JOHN CATALINOTTO,
janvier 2006
Ceux qui connaissent la capitale malienne et savent que Bamako ne possède
qu’une poignée d’ édifices de taille imposante
– les immeubles gouvernementaux, l’hôtel de luxe à
15 étages, la Banque internationale et la Grande Mosquée –
auront peut-être trouvé étonnant le choix de cette ville
pour accueillir la session consacrée à l’Afrique du
Forum Social Mondial.
Mais le Mali possède une riche histoire qui rappelle à l’esprit
l’apogée de la civilisation africaine avant que la traite des
esclaves ne vienne décimer le continent. Au début du 14e siècle
le Mali constituait le pôle principal d’un empire plus vaste
que l’Europe médiévale situé sur la route commerciale
s’étendant du Moyen-Orient à la Côte d’Or
de l'Afrique.
Cette route passait par la légendaire cité de Tombouctou,
située dans l’aride région du Mali septentrional connue
sous le nom de Sahel, au bord du désert du Sahara. On dit que Mansa
(ou Kakan) Moussa, le souverain malien du 14e siècle, se rendit une
fois à la Mecque avec une suite de 60.000 serviteurs, dont chacun
portait un lingot d’or.

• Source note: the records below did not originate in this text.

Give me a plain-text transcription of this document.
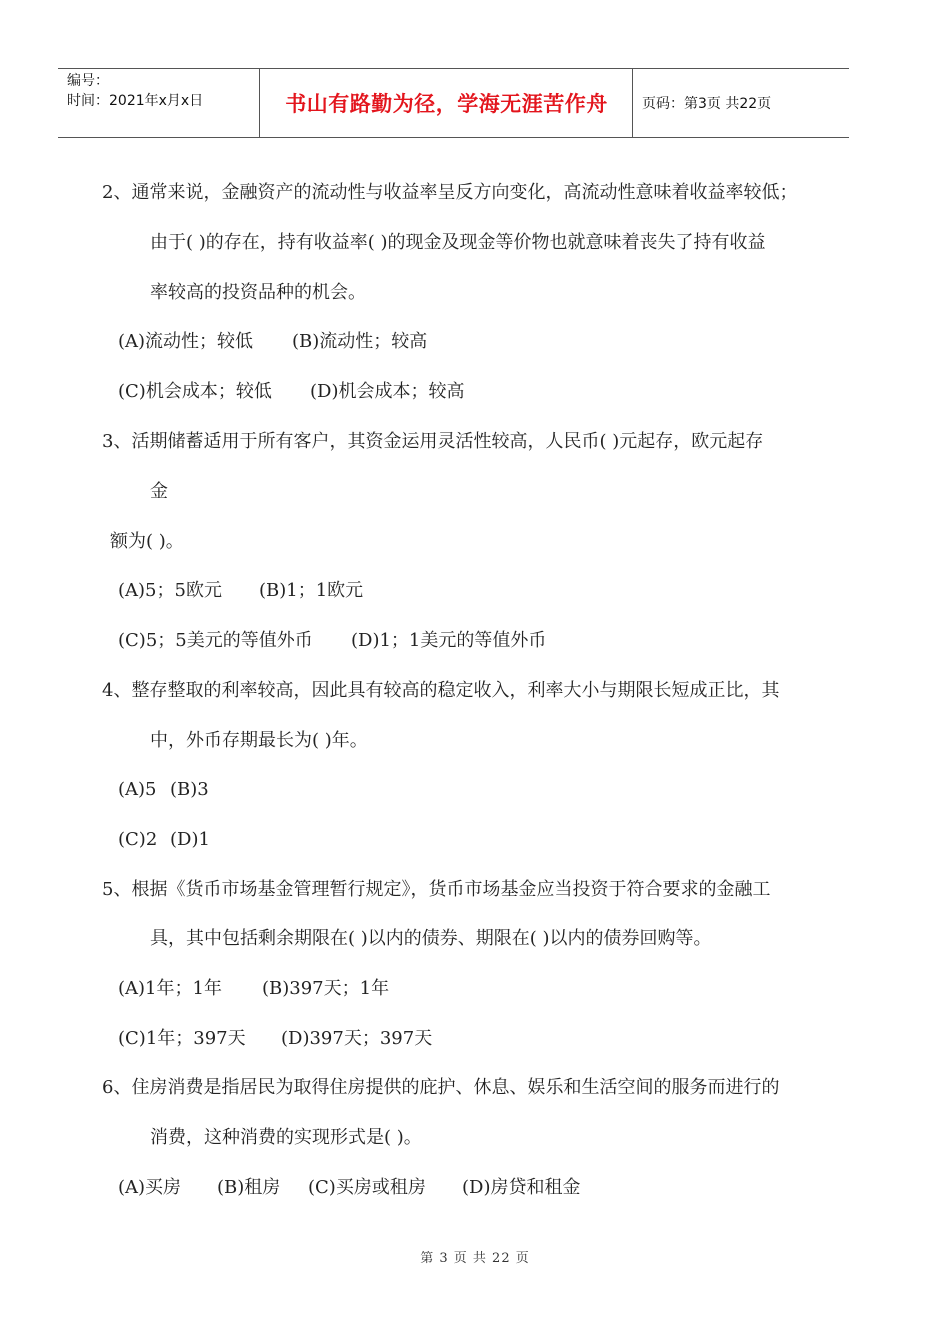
编号：
时间：2021年x月x日	书山有路勤为径，学海无涯苦作舟	页码：第3页 共22页
2、通常来说，金融资产的流动性与收益率呈反方向变化，高流动性意味着收益率较低；
由于( )的存在，持有收益率( )的现金及现金等价物也就意味着丧失了持有收益
率较高的投资品种的机会。
(A)流动性；较低 (B)流动性；较高
(C)机会成本；较低 (D)机会成本；较高
3、活期储蓄适用于所有客户，其资金运用灵活性较高，人民币( )元起存，欧元起存
金
额为( )。
(A)5；5欧元 (B)1；1欧元
(C)5；5美元的等值外币 (D)1；1美元的等值外币
4、整存整取的利率较高，因此具有较高的稳定收入，利率大小与期限长短成正比，其
中，外币存期最长为( )年。
(A)5 (B)3
(C)2 (D)1
5、根据《货币市场基金管理暂行规定》，货币市场基金应当投资于符合要求的金融工
具，其中包括剩余期限在( )以内的债券、期限在( )以内的债券回购等。
(A)1年；1年 (B)397天；1年
(C)1年；397天 (D)397天；397天
6、住房消费是指居民为取得住房提供的庇护、休息、娱乐和生活空间的服务而进行的
消费，这种消费的实现形式是( )。
(A)买房 (B)租房 (C)买房或租房 (D)房贷和租金
第 3 页 共 22 页
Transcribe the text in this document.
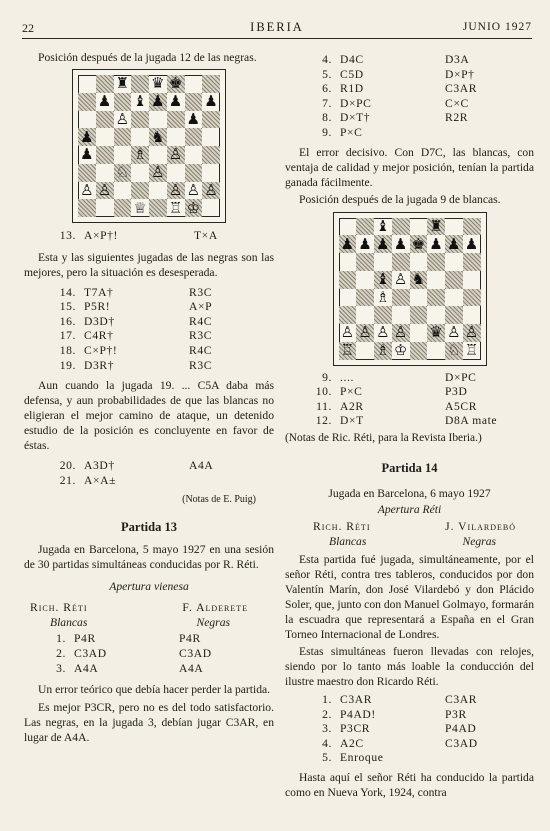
22	IBERIA	JUNIO 1927

Posición después de la jugada 12 de las negras.

♜ ♛ ♚
♟ ♝ ♟ ♟ ♟
♙	♟
♟	♞
♟	♗ ♙
♘ ♙
♙ ♙	♙ ♙ ♙
♕ ♖ ♔
13.	A×P†!	T×A

Esta y las siguientes jugadas de las negras son las mejores, pero la situación es desesperada.

14.	T7A†	R3C
15.	P5R!	A×P
16.	D3D†	R4C
17.	C4R†	R3C
18.	C×P†!	R4C
19.	D3R†	R3C

Aun cuando la jugada 19. ... C5A daba más defensa, y aun probabilidades de que las blancas no eligieran el mejor camino de ataque, un detenido estudio de la posición es concluyente en favor de éstas.

20.	A3D†	A4A
21.	A×A±	
(Notas de E. Puig)
Partida 13

Jugada en Barcelona, 5 mayo 1927 en una sesión de 30 partidas simultáneas conducidas por R. Réti.

Apertura vienesa
Rich. Réti	F. Alderete
Blancas	Negras
1.	P4R	P4R
2.	C3AD	C3AD
3.	A4A	A4A

Un error teórico que debía hacer perder la partida.

Es mejor P3CR, pero no es del todo satisfactorio. Las negras, en la jugada 3, debían jugar C3AR, en lugar de A4A.

4.	D4C	D3A
5.	C5D	D×P†
6.	R1D	C3AR
7.	D×PC	C×C
8.	D×T†	R2R
9.	P×C	

El error decisivo. Con D7C, las blancas, con ventaja de calidad y mejor posición, tenían la partida ganada fácilmente.

Posición después de la jugada 9 de blancas.

♝	♜
♟ ♟ ♟ ♟ ♚ ♟ ♟ ♟
♝ ♙ ♞
♗
♙ ♙ ♙ ♙ ♛ ♙ ♙
♖ ♗ ♔	♘ ♖
9.	....	D×PC
10.	P×C	P3D
11.	A2R	A5CR
12.	D×T	D8A mate

(Notas de Ric. Réti, para la Revista Iberia.)

Partida 14
Jugada en Barcelona, 6 mayo 1927
Apertura Réti
Rich. Réti	J. Vilardebó
Blancas	Negras

Esta partida fué jugada, simultáneamente, por el señor Réti, contra tres tableros, conducidos por don Valentín Marín, don José Vilardebó y don Plácido Soler, que, junto con don Manuel Golmayo, formarán la escuadra que representará a España en el Gran Torneo Internacional de Londres.

Estas simultáneas fueron llevadas con relojes, siendo por lo tanto más loable la conducción del ilustre maestro don Ricardo Réti.

1.	C3AR	C3AR
2.	P4AD!	P3R
3.	P3CR	P4AD
4.	A2C	C3AD
5.	Enroque	

Hasta aquí el señor Réti ha conducido la partida como en Nueva York, 1924, contra
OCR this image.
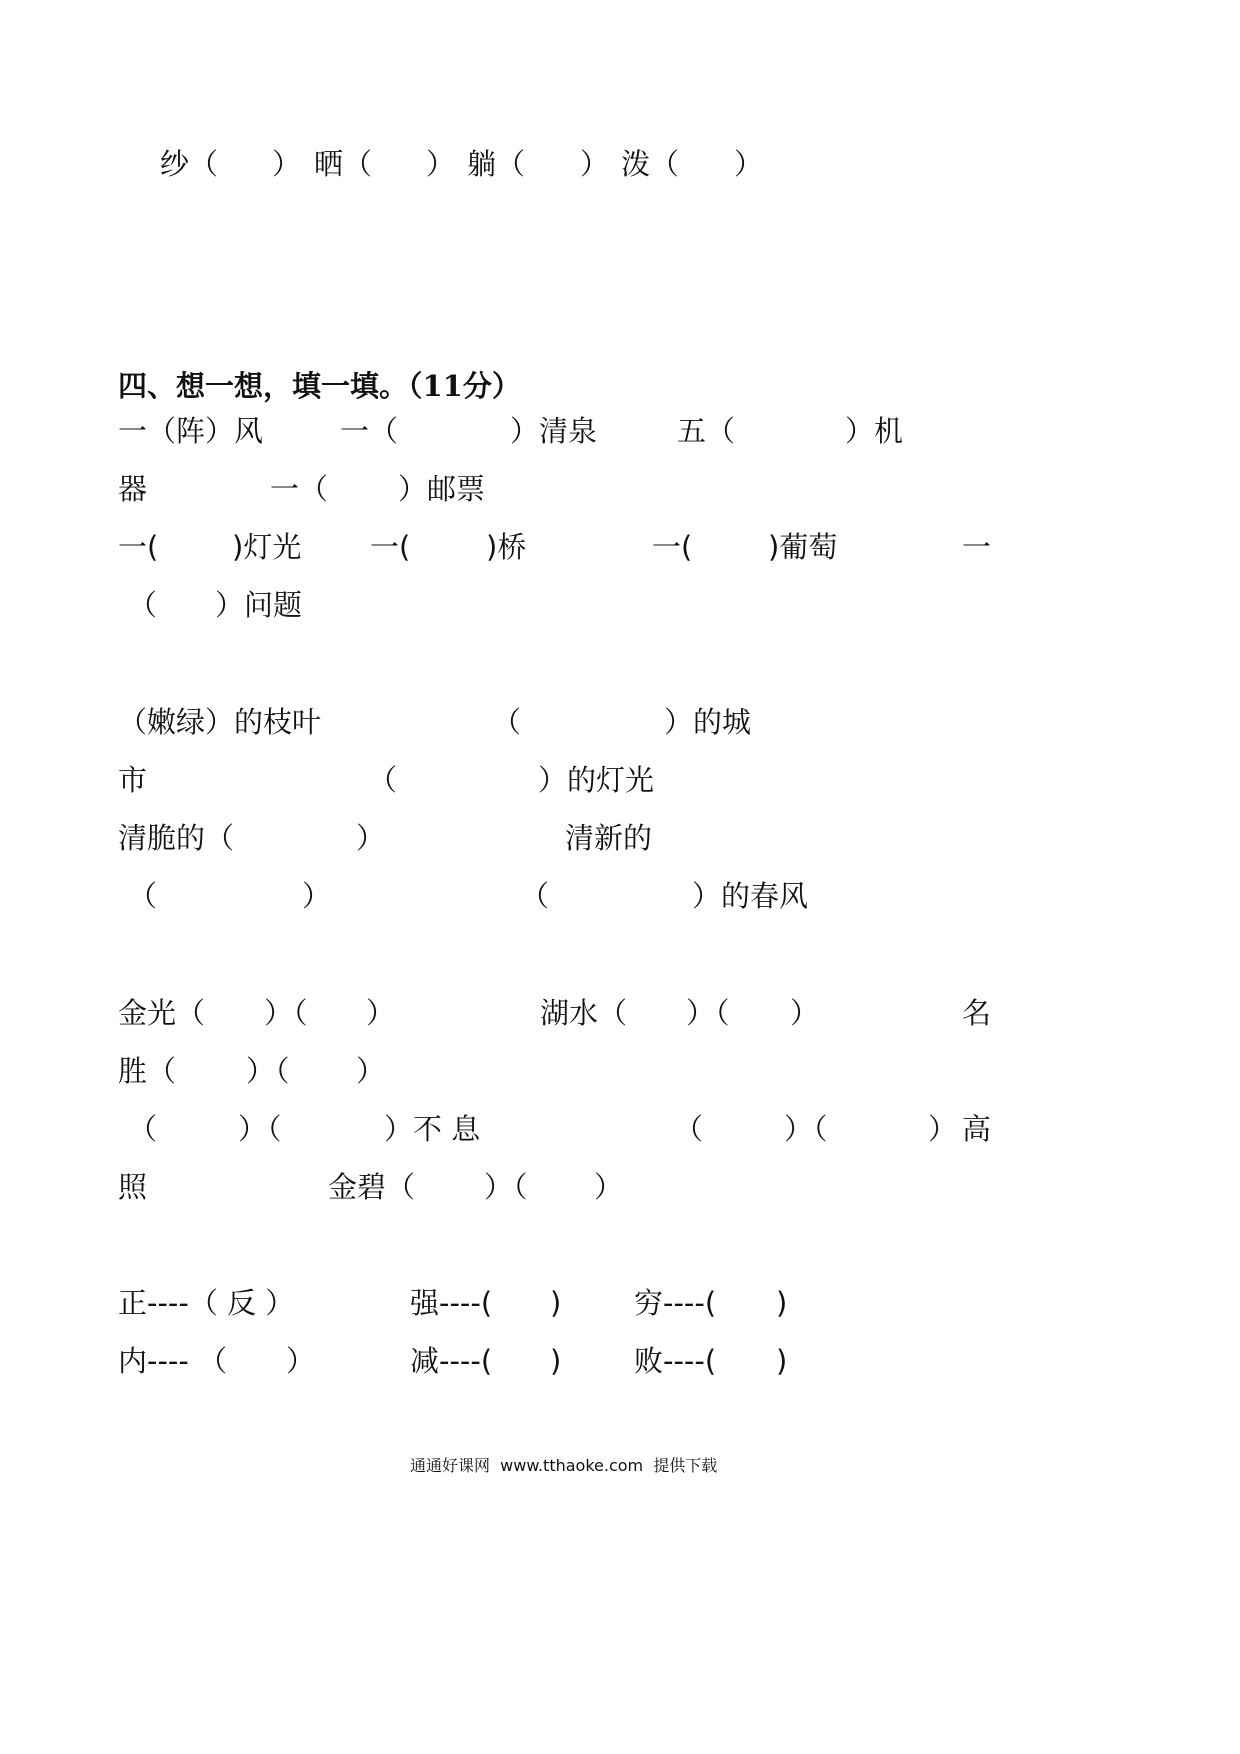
纱（ ） 晒（ ） 躺（ ） 泼（ ）
四、想一想，填一填。（11分）
一（阵）风	一（	）清泉	五（	）机
器	一（ ）邮票
一(	)灯光 一(	)桥	一(	)葡萄	一
（ ）问题
（嫩绿）的枝叶	（	）的城
市	（	）的灯光
清脆的（	）	清新的
（	）	（	）的春风
金光（ ）（ ）	湖水（ ）（ ）	名
胜（ ）（ ）
（	）（	）不 息	（	）（	） 高
照	金碧（ ）（ ）
正----（ 反 ）	强----( )	穷----( )
内---- （ ）	减----( )	败----( )
通通好课网  www.tthaoke.com  提供下载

Il fit don de tellement d’or au Caire
que sa générosité ruina le marché médiéval
de l’or.
Réduit à l’extrême pauvreté et dépourvu
de tout accès à la mer, le Mali d’aujourd’hui
continue néanmoins à produire et exporter de l’or ainsi
que du coton. Ces deux produits représentent 80 % des exportations
du pays. Avec ses 1.241.341 kilomètres carrés, le Mali est
deux fois plus vaste que le Texas, mais seulement 4 % du territoire est
cultivable, principalement le delta intérieur du puissant fleuve
Niger, qui trouve sa source dans les montagnes de la Guinée voisine
et se dirige vers le nord-est pour ensuite se retourner vers le sud-ouest
à travers le Niger et le Nigeria et se déverser enfin dans
les champs pétrolifères du Nigeria dans le Golfe de Guinée.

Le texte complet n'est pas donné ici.